L’acte de cession, a indiqué la famille Oranga, ne porte ni la signature du chef de famille, ni celle de son épouse légitime, Rosine Adioy, 75 ans,  avec  qui l’ancien inspecteur des impôts s’était marié sous le régime de communauté des biens. «Nous avons construit cette maison en 1961. Mon mari et moi avions contracté un crédit conjoint pour nous doter d’un toit. Alors, un enfant de la famille ne peut pas  vendre notre maison sans notre accord, étant donné que nous sommes tous encore en vie», a avancé Rosine Adiot.

Devant une transaction aux contours brumeux, selon la famille Oranga, celle-ci avait saisi la justice pour ne pas être spoliée. Mais elle n’a eu gain de cause ni en première instance ni en appel. D’où sa décision de se pourvoir en cassation. Alors que la Cour de cassation ne s’est pas encore prononcée sur la question, l’huissier de justice est allé déloger la famille Oranga de la maison où elle vivait depuis cinq décennies. Après avoir vainement cogné devant le portail, les agents ont escaladé la barrière avant d’expulser manu militari la maisonnée, du reste réfractaire à la cession du bien.
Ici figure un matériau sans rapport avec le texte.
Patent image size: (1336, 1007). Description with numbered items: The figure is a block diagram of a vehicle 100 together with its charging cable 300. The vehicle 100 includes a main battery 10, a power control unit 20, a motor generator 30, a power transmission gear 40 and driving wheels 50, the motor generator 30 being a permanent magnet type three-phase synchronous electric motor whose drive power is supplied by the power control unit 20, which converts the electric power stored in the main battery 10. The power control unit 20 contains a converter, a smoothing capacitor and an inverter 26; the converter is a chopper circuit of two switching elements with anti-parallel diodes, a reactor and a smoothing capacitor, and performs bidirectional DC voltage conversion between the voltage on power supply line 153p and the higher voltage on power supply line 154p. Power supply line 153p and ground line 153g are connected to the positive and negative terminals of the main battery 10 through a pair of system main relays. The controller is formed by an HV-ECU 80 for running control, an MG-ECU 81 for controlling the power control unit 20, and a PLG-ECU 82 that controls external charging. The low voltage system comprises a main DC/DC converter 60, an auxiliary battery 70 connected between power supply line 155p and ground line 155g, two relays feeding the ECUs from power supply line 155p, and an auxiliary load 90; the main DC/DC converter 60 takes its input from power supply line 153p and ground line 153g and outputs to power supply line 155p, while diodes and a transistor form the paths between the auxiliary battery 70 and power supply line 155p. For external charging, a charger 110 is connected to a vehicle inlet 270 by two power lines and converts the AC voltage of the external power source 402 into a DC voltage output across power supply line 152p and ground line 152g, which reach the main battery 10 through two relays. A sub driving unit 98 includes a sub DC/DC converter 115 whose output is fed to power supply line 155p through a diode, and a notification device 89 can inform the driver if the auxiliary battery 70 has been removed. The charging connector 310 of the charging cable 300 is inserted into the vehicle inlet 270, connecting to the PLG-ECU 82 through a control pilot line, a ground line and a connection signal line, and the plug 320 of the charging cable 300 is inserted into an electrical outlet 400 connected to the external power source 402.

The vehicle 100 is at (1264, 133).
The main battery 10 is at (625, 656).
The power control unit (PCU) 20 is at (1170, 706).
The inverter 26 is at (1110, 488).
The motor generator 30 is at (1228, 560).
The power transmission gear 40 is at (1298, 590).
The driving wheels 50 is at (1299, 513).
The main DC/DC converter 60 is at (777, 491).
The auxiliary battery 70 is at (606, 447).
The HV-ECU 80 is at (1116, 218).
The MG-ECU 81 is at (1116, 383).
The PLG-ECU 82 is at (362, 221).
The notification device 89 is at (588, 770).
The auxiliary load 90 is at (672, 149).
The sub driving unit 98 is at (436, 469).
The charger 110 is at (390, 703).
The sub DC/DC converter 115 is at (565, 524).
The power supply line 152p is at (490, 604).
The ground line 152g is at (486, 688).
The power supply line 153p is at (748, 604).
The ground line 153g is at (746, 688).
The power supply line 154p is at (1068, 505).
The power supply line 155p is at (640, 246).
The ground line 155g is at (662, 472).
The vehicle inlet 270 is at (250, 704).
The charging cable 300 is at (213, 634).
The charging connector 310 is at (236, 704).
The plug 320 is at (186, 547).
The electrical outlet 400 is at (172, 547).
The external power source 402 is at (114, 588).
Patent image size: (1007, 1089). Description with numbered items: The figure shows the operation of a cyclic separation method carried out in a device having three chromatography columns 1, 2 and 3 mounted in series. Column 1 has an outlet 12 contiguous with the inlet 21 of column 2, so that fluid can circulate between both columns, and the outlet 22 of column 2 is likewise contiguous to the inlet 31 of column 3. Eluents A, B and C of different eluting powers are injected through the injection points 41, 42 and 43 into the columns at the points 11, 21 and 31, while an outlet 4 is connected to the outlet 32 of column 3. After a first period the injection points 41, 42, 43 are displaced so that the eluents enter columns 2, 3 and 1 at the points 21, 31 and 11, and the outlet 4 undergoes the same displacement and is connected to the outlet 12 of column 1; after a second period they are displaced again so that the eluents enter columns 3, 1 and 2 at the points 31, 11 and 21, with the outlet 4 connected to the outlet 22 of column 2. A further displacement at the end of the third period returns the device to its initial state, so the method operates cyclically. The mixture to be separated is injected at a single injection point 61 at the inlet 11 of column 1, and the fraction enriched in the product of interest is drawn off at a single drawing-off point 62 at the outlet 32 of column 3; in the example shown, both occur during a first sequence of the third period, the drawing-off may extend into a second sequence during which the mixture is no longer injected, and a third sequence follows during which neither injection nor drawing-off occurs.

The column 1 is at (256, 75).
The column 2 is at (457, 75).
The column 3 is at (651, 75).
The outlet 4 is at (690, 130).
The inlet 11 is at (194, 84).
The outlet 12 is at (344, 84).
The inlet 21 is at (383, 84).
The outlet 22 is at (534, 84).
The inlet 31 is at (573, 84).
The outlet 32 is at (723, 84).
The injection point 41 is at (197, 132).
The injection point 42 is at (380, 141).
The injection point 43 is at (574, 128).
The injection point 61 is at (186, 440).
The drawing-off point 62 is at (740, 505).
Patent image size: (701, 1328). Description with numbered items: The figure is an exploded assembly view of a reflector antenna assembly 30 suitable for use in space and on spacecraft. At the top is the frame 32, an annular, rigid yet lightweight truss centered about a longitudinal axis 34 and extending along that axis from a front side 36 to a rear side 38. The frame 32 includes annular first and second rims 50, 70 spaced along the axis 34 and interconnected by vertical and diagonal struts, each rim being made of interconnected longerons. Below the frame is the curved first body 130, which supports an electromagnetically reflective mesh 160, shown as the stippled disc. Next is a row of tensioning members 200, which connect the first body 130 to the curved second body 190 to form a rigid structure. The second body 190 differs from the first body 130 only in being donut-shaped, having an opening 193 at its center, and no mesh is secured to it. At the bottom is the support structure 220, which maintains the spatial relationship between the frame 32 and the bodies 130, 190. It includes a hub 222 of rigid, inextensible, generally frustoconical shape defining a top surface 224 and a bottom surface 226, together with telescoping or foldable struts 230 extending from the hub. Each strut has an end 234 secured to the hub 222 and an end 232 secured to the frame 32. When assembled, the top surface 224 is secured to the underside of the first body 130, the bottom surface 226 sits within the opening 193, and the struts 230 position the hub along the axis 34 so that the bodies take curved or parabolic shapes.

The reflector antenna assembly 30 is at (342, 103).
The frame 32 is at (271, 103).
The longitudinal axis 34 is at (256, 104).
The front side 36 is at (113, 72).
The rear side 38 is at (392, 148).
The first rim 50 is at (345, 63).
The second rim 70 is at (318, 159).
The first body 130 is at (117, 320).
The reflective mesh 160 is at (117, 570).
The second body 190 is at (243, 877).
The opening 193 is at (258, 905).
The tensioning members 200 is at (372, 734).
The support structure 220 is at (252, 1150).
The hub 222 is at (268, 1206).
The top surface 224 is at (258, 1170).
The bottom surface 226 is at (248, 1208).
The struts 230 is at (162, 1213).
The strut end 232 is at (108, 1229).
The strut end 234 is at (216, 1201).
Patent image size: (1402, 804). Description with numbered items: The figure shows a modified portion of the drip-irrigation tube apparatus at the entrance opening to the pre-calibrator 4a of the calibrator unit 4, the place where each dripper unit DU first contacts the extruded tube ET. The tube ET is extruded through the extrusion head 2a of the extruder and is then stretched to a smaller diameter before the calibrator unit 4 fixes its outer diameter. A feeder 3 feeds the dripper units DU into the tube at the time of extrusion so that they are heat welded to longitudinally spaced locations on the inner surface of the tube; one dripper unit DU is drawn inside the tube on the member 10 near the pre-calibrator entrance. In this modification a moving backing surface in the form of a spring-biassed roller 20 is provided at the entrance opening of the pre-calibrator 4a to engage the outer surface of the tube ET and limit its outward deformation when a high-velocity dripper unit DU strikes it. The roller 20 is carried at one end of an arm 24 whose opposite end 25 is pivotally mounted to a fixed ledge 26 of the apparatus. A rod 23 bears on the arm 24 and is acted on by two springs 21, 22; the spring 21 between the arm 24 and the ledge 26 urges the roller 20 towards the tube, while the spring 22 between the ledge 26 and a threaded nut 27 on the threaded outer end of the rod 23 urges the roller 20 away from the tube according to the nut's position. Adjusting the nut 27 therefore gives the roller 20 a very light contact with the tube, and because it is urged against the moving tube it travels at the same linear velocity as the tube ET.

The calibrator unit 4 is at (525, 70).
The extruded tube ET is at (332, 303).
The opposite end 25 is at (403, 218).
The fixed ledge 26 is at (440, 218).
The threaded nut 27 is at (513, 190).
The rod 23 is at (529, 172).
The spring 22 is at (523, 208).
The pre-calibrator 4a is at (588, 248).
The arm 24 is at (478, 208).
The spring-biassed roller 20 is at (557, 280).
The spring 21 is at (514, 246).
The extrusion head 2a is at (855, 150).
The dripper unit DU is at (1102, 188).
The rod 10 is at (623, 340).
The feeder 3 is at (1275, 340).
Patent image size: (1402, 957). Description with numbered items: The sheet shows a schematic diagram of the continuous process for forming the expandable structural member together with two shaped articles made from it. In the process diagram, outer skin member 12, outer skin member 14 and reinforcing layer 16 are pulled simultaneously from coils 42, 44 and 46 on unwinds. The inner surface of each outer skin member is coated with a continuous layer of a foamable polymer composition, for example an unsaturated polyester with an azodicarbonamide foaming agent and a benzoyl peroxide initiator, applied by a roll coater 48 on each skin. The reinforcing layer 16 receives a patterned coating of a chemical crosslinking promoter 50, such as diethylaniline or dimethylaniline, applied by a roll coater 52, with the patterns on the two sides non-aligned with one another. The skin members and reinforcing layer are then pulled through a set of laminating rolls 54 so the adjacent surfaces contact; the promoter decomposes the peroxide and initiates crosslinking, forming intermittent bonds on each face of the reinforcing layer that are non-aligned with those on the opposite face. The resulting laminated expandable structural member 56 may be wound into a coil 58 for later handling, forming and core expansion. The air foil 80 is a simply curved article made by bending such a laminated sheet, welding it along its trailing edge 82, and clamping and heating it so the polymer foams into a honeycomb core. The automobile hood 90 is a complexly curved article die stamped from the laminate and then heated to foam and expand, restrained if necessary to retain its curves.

Effets spoliationDeux heures durant, les policiers se sont attelés à vider la maison querellée de tout son contenu, déposant mobilier et affaires intimes, au fur et mesure, en bordure de la voie publique. Une scène qui a mis en courroux dame Rosine Adiot, 71 ans, sa fille Lydie Oranga et d’autres proches impuissants devant la force publique. «Nous n’avons reçu aucune assignation. C’est une décision arbitraire. M. Gabriel Tchango se sert  de sa position de ministre pour vouloir écraser les autres», a dénoncé un membre de la famille, visiblement courroucé. «Ce n’est pas sérieux ! Comment peut-on déposséder une famille de sa propre maison ?» a renchéri un autre membre de la famille prenant à témoin l’opinion nationale et les plus hautes autorités du pays. «Cela prouve que la loi appartient à ceux qui ont les moyens. M. Tchango gagne les procès au tribunal parce qu’il soudoie les magistrats», a déduit  un neveu de la famille, non sans s’interroger sur les réelles visées de Gabriel Tchango.

Joint au téléphone depuis Brazzaville (Congo) où il séjourne, le ministre des Eaux et Forêts a indiqué avoir acheté la maison avec l’un des fils Oranga, Réné-Edmé Oranga, qui lui aurait présenté un acte de cession en bonne et due forme. «Il m’avait présenté des documents authentiques sur la base desquels nous avons conclu la transaction. Je l’ai fait quand je n’étais pas encore ministre. Je ne comprends pas pourquoi cette affaire fait tant de bruit aujourd’hui», a répliqué Gabriel Tchango. La question que tout le monde se pose est de savoir comment un homme expérimenté comme lui a pu s’engager dans une transaction avec un fils Oranga, sans autre garantie que sa parole, alors que le père et la mère, véritables propriétaires de la maison, sont encore en vie. Quel notaire a pu valider une telle cession sans vérifier la validité des documents fournis ? Comment la justice peut-elle faire expulser une famille, composée de personnes âgée de surcroît, sans attendre  la fin de la procédure ? Autant d’interrogations qui laissent un sentiment d’injustice profondes si elles doivent rester sans réponses convaincantes.